角川G第3四半期 売上・利益前年並み アニメBDは順調

出版、映画、アニメ事業などの角川グループホールディングスは、1月30日に平成24年第3四半期の決算発表をした。
第3四半期までの連結売上高は1075億5100万円、前年同期比で3.0%の増加となる。営業利益は55億2500万円(同2.6%増)、経常利益は59億2600万円(同1.0%減)、四半期純利益は35億300万円だった。売上高、営業利益、経常利益は、ほぼ前年並みに推移した。

しかし、事業ごとでは好調な部門と不調な部門の違いが表れた。好調だったのは、書籍関連でのライトノベル、マンガである。また、文芸書・実用書も堅調だった。しかし、雑誌・広告関連は市場環境の悪化から厳しい情況が続いた。
ライトノベルでは、『新約とある魔術の禁書目録』(鎌池和馬:アスキー・メディアワークス)、『バカとテストと召喚獣』(井上堅二・エンターブレイン)が売上に貢献した。またマンガでは、テレビアニメ化され、実写映画も公開される『テルマエ・ロマエ』(ヤマザキマリ:エンターブレイン)、『よつばと!』(あずま きよひこ)、『とある科学の超電磁砲』(鎌池和馬、冬川基:アスキー・メディアワークス)がヒット作となった。

映像関連も明暗を分けたかたちだ。Blu-ray Discを中心にアニメ作品が好調なパッケージソフト事業が順調だった。
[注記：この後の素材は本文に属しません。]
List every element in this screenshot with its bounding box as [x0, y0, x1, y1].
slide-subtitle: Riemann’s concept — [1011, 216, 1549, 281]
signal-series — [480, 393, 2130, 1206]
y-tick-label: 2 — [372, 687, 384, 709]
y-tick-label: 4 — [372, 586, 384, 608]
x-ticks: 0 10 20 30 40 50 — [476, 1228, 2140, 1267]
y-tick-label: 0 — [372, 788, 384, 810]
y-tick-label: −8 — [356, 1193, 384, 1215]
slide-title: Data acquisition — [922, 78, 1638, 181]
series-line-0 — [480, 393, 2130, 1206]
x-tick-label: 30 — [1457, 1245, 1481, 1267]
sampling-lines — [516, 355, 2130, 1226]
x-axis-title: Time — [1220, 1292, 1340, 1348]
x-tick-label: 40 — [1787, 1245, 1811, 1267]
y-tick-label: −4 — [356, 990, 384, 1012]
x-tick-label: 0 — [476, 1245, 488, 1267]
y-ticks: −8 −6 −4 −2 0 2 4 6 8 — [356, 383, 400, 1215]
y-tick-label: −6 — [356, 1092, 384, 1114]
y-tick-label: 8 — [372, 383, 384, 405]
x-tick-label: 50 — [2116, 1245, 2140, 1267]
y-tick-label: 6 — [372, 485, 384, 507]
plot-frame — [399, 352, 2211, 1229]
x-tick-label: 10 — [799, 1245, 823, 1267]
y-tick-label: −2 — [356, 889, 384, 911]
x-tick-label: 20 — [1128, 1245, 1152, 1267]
2011年10月から連結決算に加わったメディアファクトリーと角川書店が手掛けた『Steins;Gate』がヒット作となった。
しかし、全国の映画館を運営するシネコン事業は厳しかった。東日本大震災の影響もあり、観客動員が伸び悩んだ。

また、ネット・デジタル分野では、ゲームソフト、eコマース事業が順調である。今後はデジタルコンテンンツ事業の中核となっている「BOOK☆WALKER」のビジネス拡大が鍵になりそうだ。
角川グループが力を入れる海外、アジアでは、台湾と香港の現地法人が順調に推移している。新たに進出している中国では、出版事業で刊行実績を伸ばしているという。今後の展開が注目される。